The present dwindling of supplies, however, cannot be blamed solely on climate. One should take into account the regime's collectivist economic policies --- the key factor in the famine of the 1990s that killed over 10% of the population, and the more recent currency redenomination in 2009 that crushed any real attempts to start building a private sector on the local level. This, of course, was not some short-sighted policy undertaken with good intentions, but was rather a calculated measure aimed at eliminating an expanding class of entrepreneurs viewed as a long-term threat to the regime's grip on the country. Also to be factored in are the North Korean government's "Sŏn'gun'-- or 'Military First"-- policy that places state spending on the armed forces above everything else, and the country's nuclear program.
What can one do about North Korea? Given the dire food shortages now affecting the population, it would be tempting to heed the plea of the U.S. aid groups that authored the joint report mentioned above to restart food aid to North Korea.
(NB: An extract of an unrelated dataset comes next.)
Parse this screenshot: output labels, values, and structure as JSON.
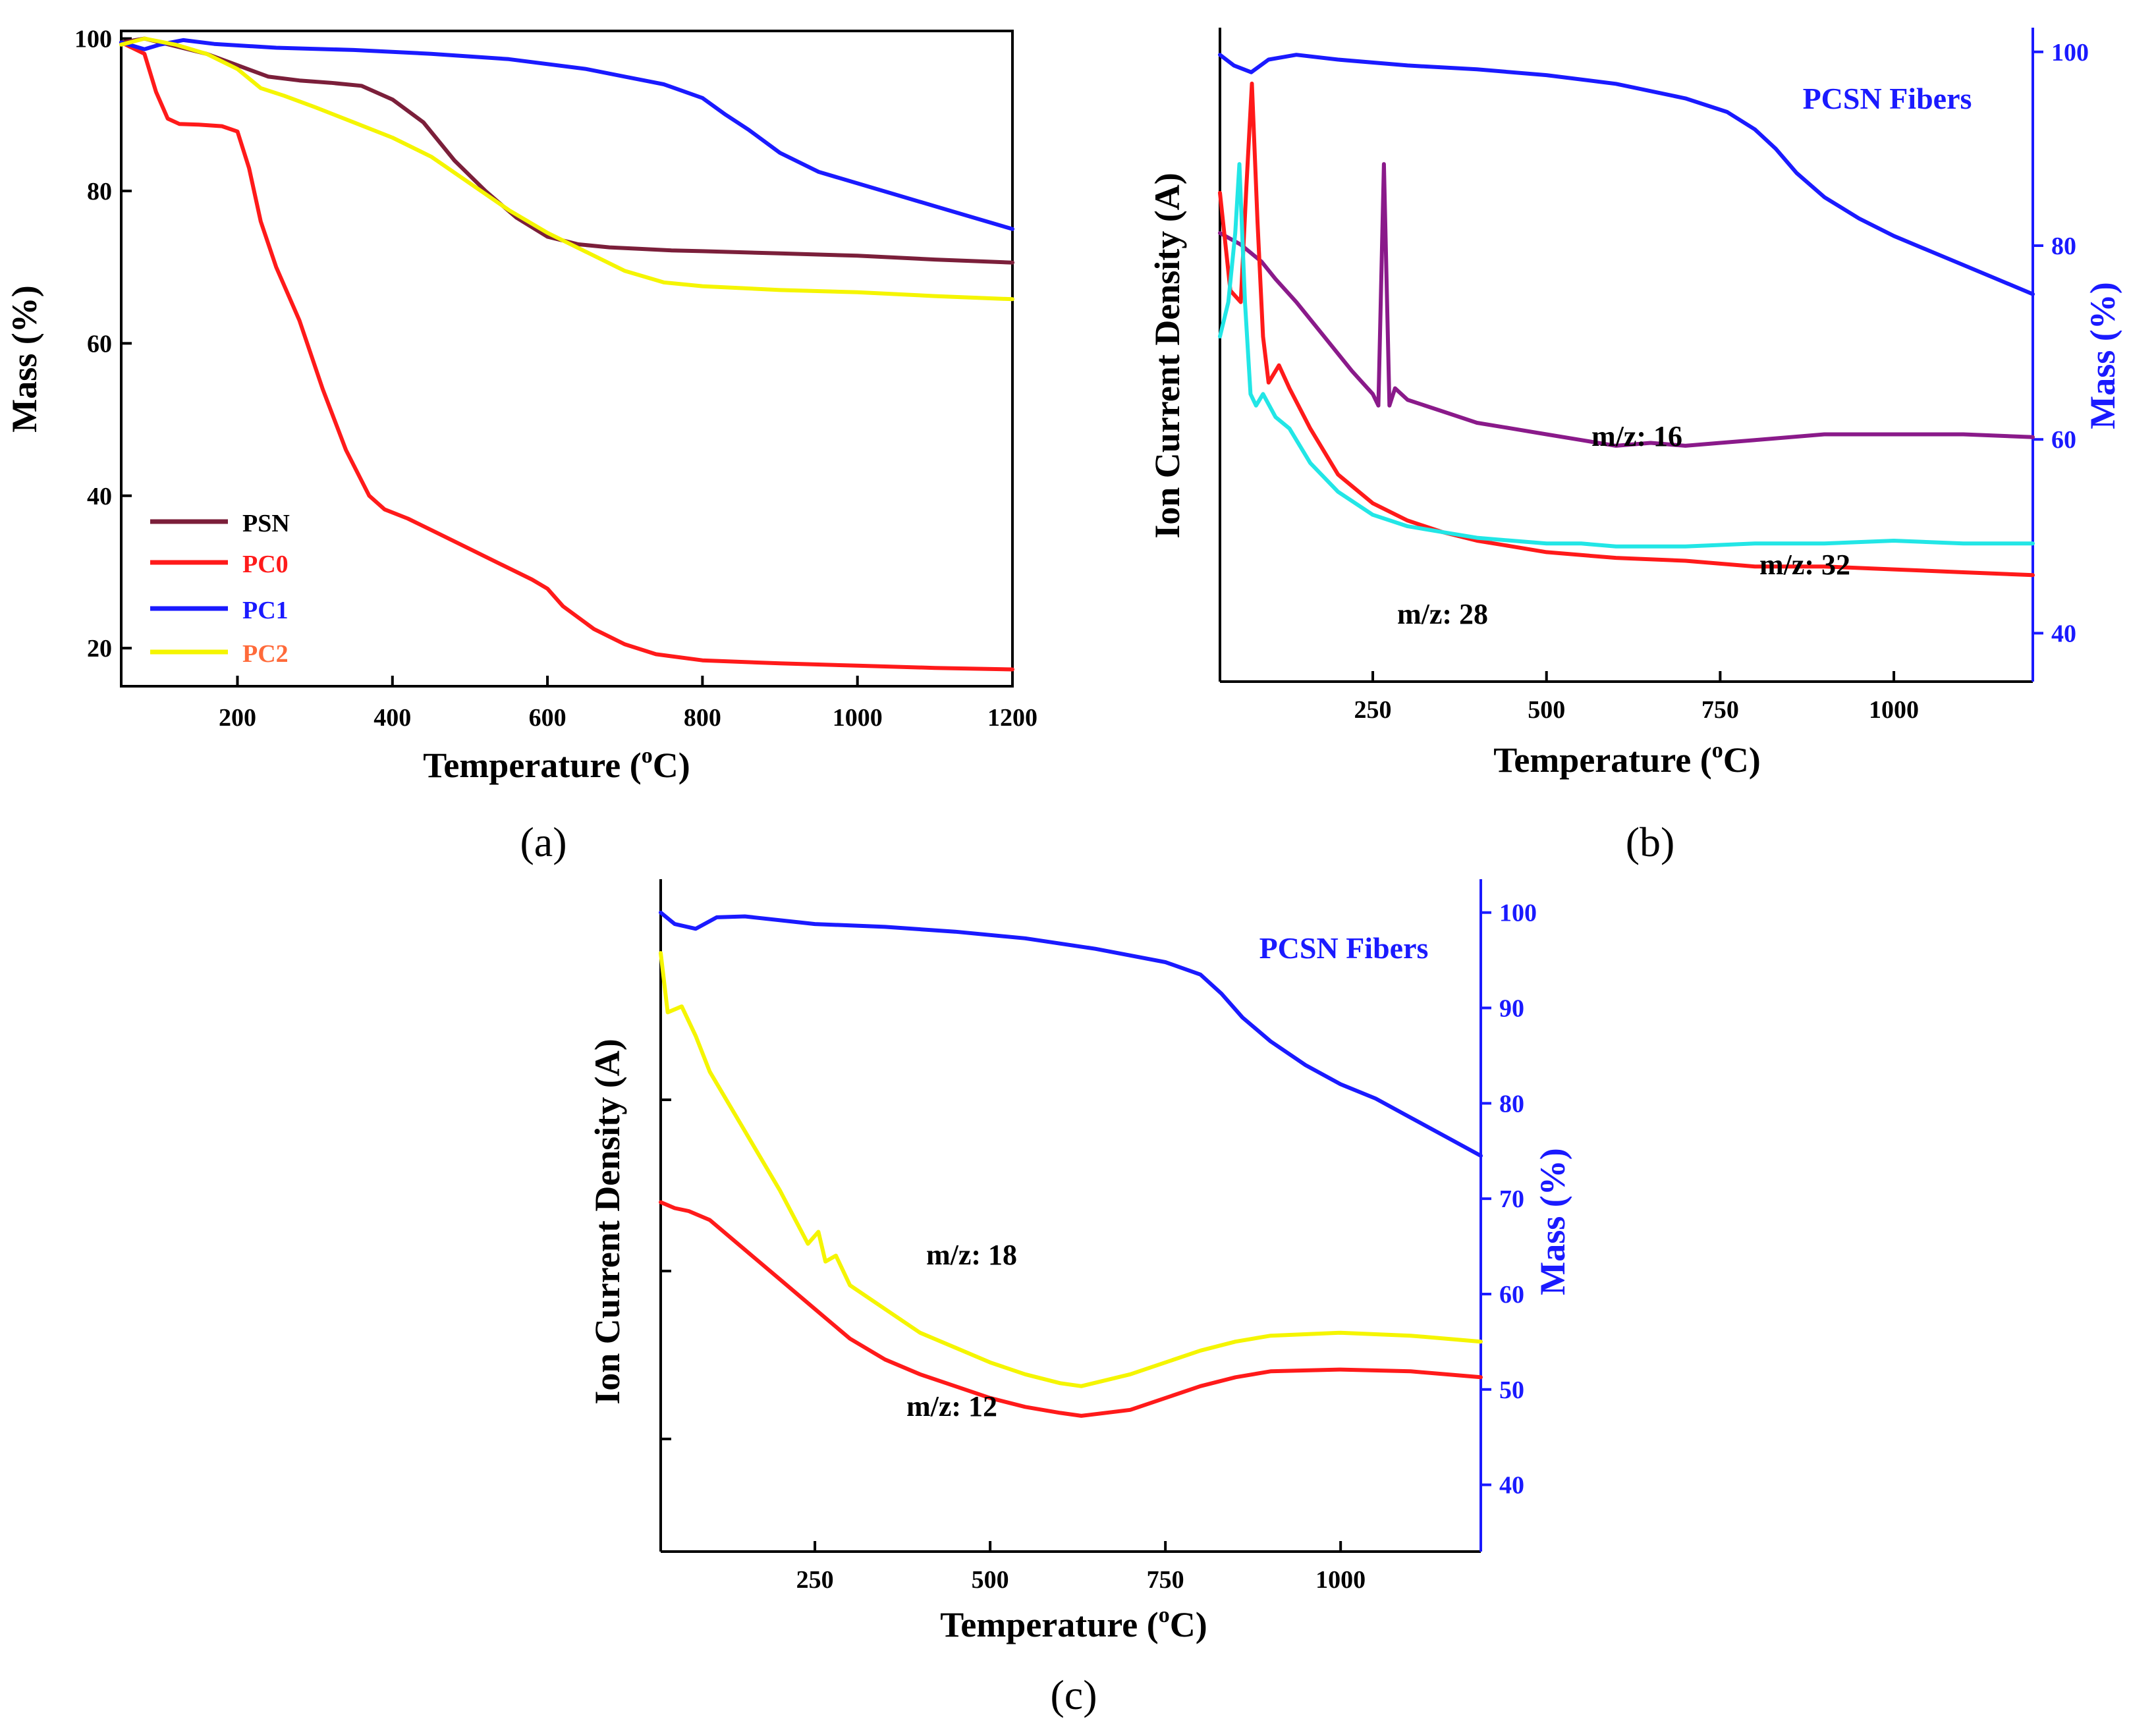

Although U.S. officials are considering such calls, this suggestion ignores the likelihood that the regime, with its policy of "Military First" will seek to divert humanitarian assistance mainly towards feeding its armed forces who are now bearing the burden of starvation like most of the populace -- thereby ensuring their loyalty to Kim Jong-Il. Though the government will undoubtedly use some aid to distribute more rations to civilians, it can easily use state propaganda to reinforce the lie that other countries are paying tribute to Kim Jong-Il because of his own supposed greatness and the threat of the nation's nuclear arsenal. This is precisely what happened during the famine of the 1990s-- causing Médecins Sans Frontières to withdraw their aid in 1998 when the regime's misuse of aid became apparent.
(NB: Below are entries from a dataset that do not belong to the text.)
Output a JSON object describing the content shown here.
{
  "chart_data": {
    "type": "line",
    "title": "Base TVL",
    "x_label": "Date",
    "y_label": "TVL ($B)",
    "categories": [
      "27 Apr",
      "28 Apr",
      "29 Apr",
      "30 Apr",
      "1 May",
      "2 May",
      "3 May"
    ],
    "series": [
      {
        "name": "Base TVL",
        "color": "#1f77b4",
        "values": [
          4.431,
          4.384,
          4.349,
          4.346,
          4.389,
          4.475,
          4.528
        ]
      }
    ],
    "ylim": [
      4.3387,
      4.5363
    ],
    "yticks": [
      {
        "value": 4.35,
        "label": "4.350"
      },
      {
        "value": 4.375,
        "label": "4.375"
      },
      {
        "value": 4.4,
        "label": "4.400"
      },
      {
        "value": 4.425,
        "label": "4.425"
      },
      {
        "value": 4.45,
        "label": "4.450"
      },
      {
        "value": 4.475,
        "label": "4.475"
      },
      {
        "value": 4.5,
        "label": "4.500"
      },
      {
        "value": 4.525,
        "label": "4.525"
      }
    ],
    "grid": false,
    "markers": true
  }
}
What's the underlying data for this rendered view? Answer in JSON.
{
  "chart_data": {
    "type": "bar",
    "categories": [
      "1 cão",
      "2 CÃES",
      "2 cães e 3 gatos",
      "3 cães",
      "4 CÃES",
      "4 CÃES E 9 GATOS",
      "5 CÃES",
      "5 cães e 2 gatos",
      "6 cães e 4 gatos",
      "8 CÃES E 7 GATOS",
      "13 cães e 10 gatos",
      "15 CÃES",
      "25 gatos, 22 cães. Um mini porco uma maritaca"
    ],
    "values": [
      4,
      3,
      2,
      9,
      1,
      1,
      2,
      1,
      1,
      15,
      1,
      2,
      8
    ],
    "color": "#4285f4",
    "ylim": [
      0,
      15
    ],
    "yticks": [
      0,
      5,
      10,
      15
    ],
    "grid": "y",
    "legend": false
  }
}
For similar reasons, the Center for International Policy's (CIP) calls for increased "engagement" with North Korea make no sense. Such engagement was attempted during the "Sunshine Policy" era of South Korea, and led to nothing apart from broken promises on the part of the DPRK. On the other hand, a military attack on the regime would also be folly. Besides a nuclear arsenal, North Korea has substantial anti-aircraft defenses and an army that can be backed by millions of reservist soldiers to defend against an outside attack, which would likely only unite the population behind the government.
Instead -- and this is said with a degree of hesitation -- might it be better if the U.S. government canceled any plans to send aid to North Korea, and tried to convince South Korea, as well, to suspend aid?
An induced famine, in the absence of aid, could spark an uprising, as we have been seeing in the Middle East. Without substantial food supplies, the armed forces could well ally with the population and turn against Kim Jong-Il.
As Park-Myeong-Ho says, "Some claim there is no possibility of revolt in North Korea, but I think, once ignited, the fire of democratization can turn around the current situation in a short period because of the collective nature of the North Korean society'."
Yes, there is the huge humanitarian problem of loss of life through famine, and violent conflict in the short-term, but the potential long-term benefits (even in terms of the loss of human life) of a collapse of the North Korean government and reunification of the Korean peninsula would surely be in everyone's greater interest.
Aymenn Jawad Al-Tamimi is a student at Brasenose College, Oxford University.